The industry was grossly mismanaged and under-invested during the 1970s and 1980s, when it was in full public ownership; its artificial break-up on functional rather than geographic lines in 1994 was flawed; the semi-privatisation of 1996 (massive subsidies remained) was doomed from the start, even though services improved and passenger numbers rocketed. The privatised firms inherited a dilapidated infrastructure which triggered human tragedy, financial catastrophe and partial renationalisation. The set-up today is one giant, corporatist mess which satisfies nobody. Subsidies are huge, fares are increasingly steep, resources are misallocated and services are not good enough.
Network Rail isn’t owned by anybody: it does not have shareholders, but 78 members, who can appoint and remove directors.
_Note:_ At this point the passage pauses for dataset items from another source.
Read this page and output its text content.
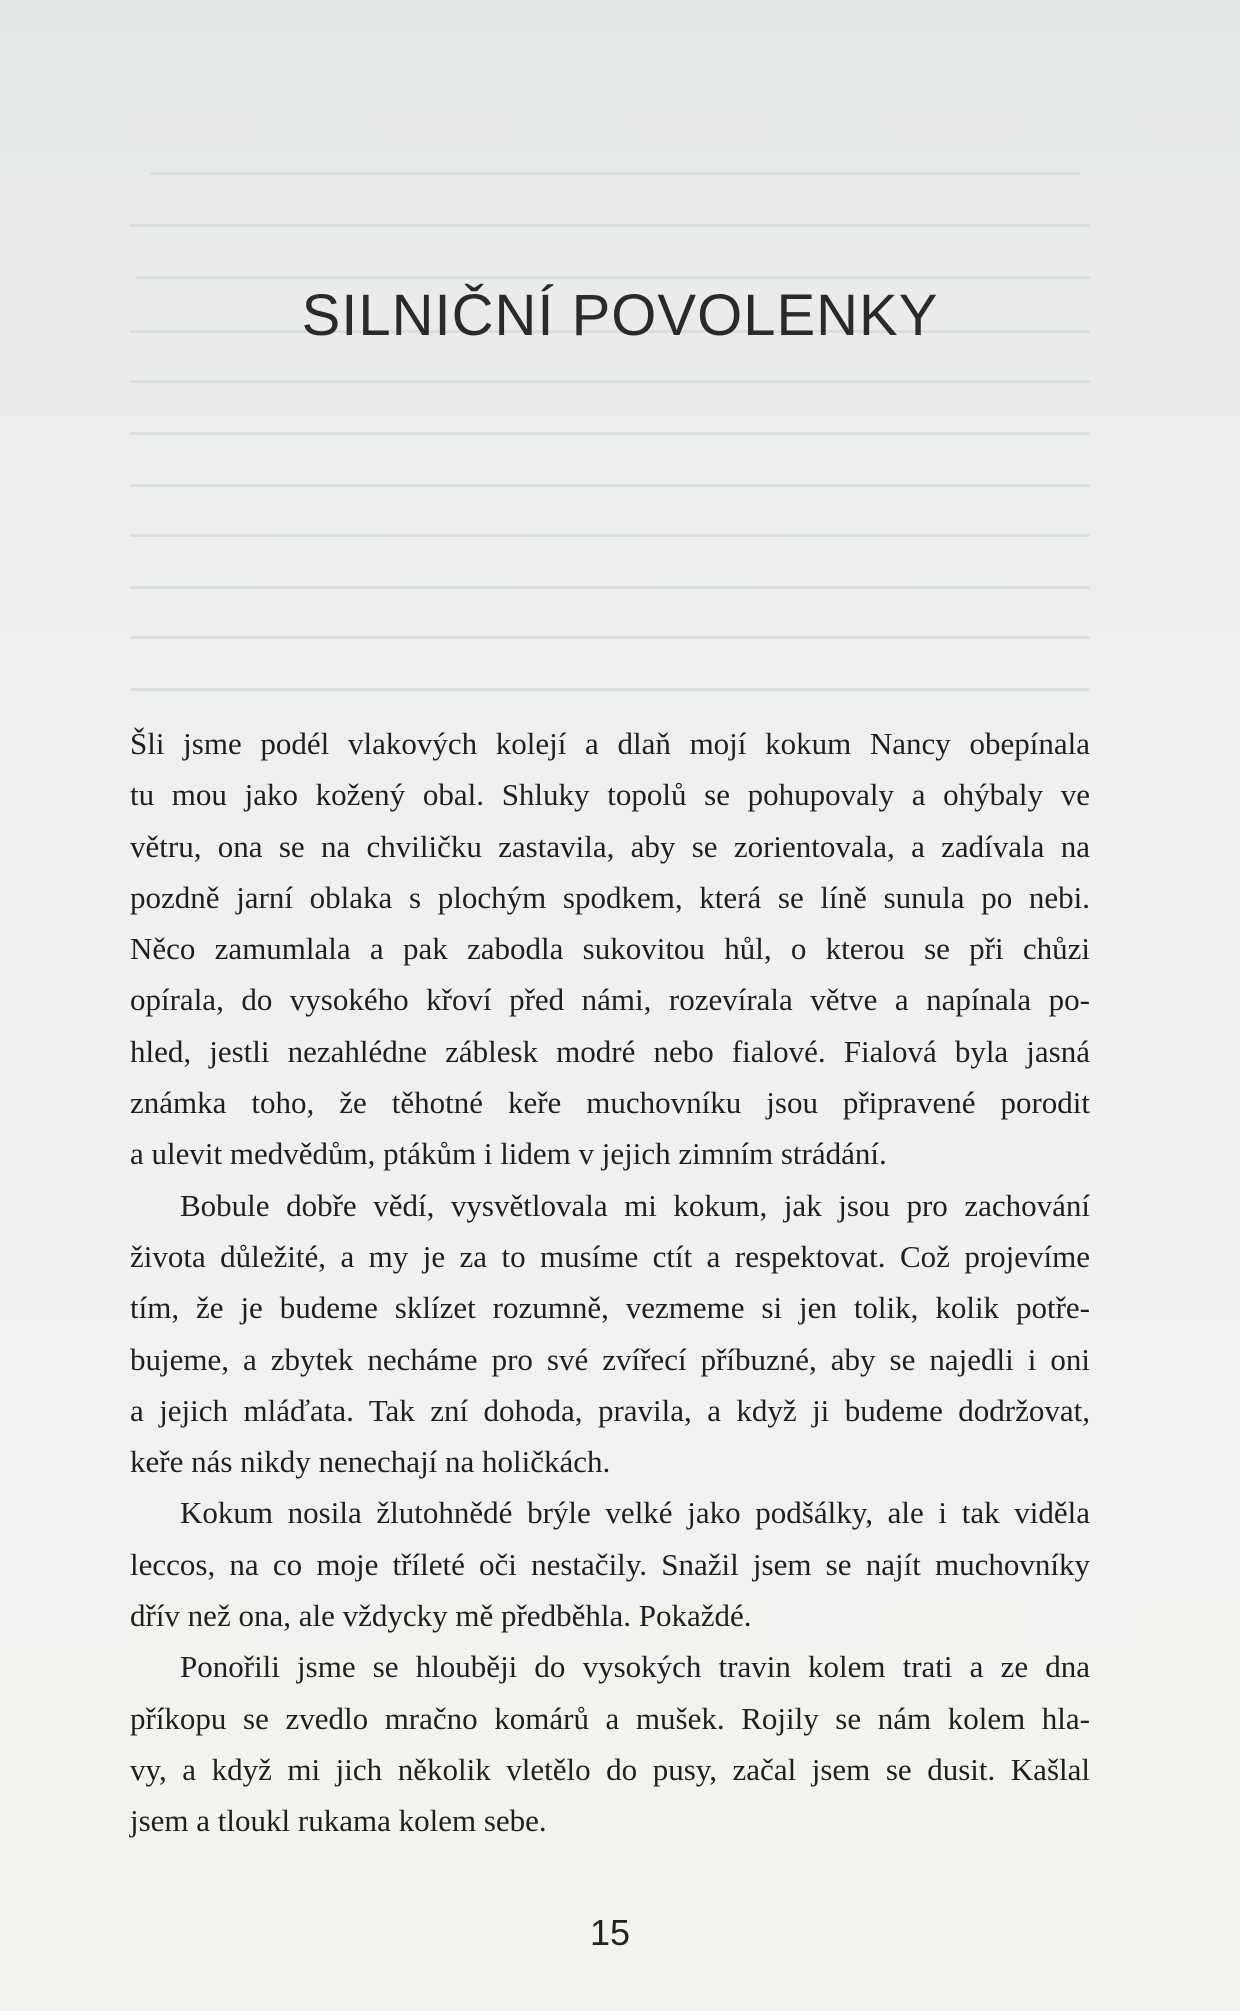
SILNIČNÍ POVOLENKY
Šli jsme podél vlakových kolejí a dlaň mojí kokum Nancy obepínala
tu mou jako kožený obal. Shluky topolů se pohupovaly a ohýbaly ve
větru, ona se na chviličku zastavila, aby se zorientovala, a zadívala na
pozdně jarní oblaka s plochým spodkem, která se líně sunula po nebi.
Něco zamumlala a pak zabodla sukovitou hůl, o kterou se při chůzi
opírala, do vysokého křoví před námi, rozevírala větve a napínala po-
hled, jestli nezahlédne záblesk modré nebo fialové. Fialová byla jasná
známka toho, že těhotné keře muchovníku jsou připravené porodit
a ulevit medvědům, ptákům i lidem v jejich zimním strádání.
Bobule dobře vědí, vysvětlovala mi kokum, jak jsou pro zachování
života důležité, a my je za to musíme ctít a respektovat. Což projevíme
tím, že je budeme sklízet rozumně, vezmeme si jen tolik, kolik potře-
bujeme, a zbytek necháme pro své zvířecí příbuzné, aby se najedli i oni
a jejich mláďata. Tak zní dohoda, pravila, a když ji budeme dodržovat,
keře nás nikdy nenechají na holičkách.
Kokum nosila žlutohnědé brýle velké jako podšálky, ale i tak viděla
leccos, na co moje tříleté oči nestačily. Snažil jsem se najít muchovníky
dřív než ona, ale vždycky mě předběhla. Pokaždé.
Ponořili jsme se hlouběji do vysokých travin kolem trati a ze dna
příkopu se zvedlo mračno komárů a mušek. Rojily se nám kolem hla-
vy, a když mi jich několik vletělo do pusy, začal jsem se dusit. Kašlal
jsem a tloukl rukama kolem sebe.
15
The department for transport – which subsidises it to the tune of £4bn a year – is a special member. This weird structure emerged from one of the murkier affairs of the Labour years: the dubious way Railtrack – the previous private infrastructure operator – was forced into bankruptcy in 2001-02 by a government that wanted to renationalise it but didn’t have the guts to say so, and then shoved its successor into a structure designed purely to maintain its massive liabilities off the public sector’s books. Yet its £20bn debt capital markets programme is underwritten by the government, which would pocket any proceeds if the company were sold. The Strategic Rail Authority holds “reserve powers”. Network Rail is a creature of off balance sheet accounting, an incoherent hybrid in desperate need of reform.
Yesterday’s bonus climbdown confirms the government controls the organisation; its status must reflect this. Directors’ bonuses will be paid into a safety fund to signal contrition for accidents in 2005 and 2007, for which the company faces prosecution (though Sir David Higgins, the CEO, has only just joined the firm). Talk about PR being elevated over substance: either Network Rail is spending enough on safety; or it isn’t. If the latter, then this is a disgrace that needs to be remedied immediately; £1m won’t make much difference. If it is the former, then why bother? By implying pay is reducing spending on safety, the directors will now face claims that any money they are handed in future would jeopardise passengers’ safety.
That said, I don’t feel sorry for them. I was angered at Stephen Hester’s treatment: he was hired on the assumption that RBS would be treated like a private firm, with private levels of pay, to turn the bank around; he was sold a pup. The Network Rail situation is different; a radical shake-up of contracts and structures is required. But there are dangers: first, that nobody of talent or ambition will ever again want to join public sector firms; and second that the war on wealth will move from public to private sector, and that even successful, unsubsidised individuals who are creating profits and jobs are going to be demonised. I hope the coalition knows what it has unleashed.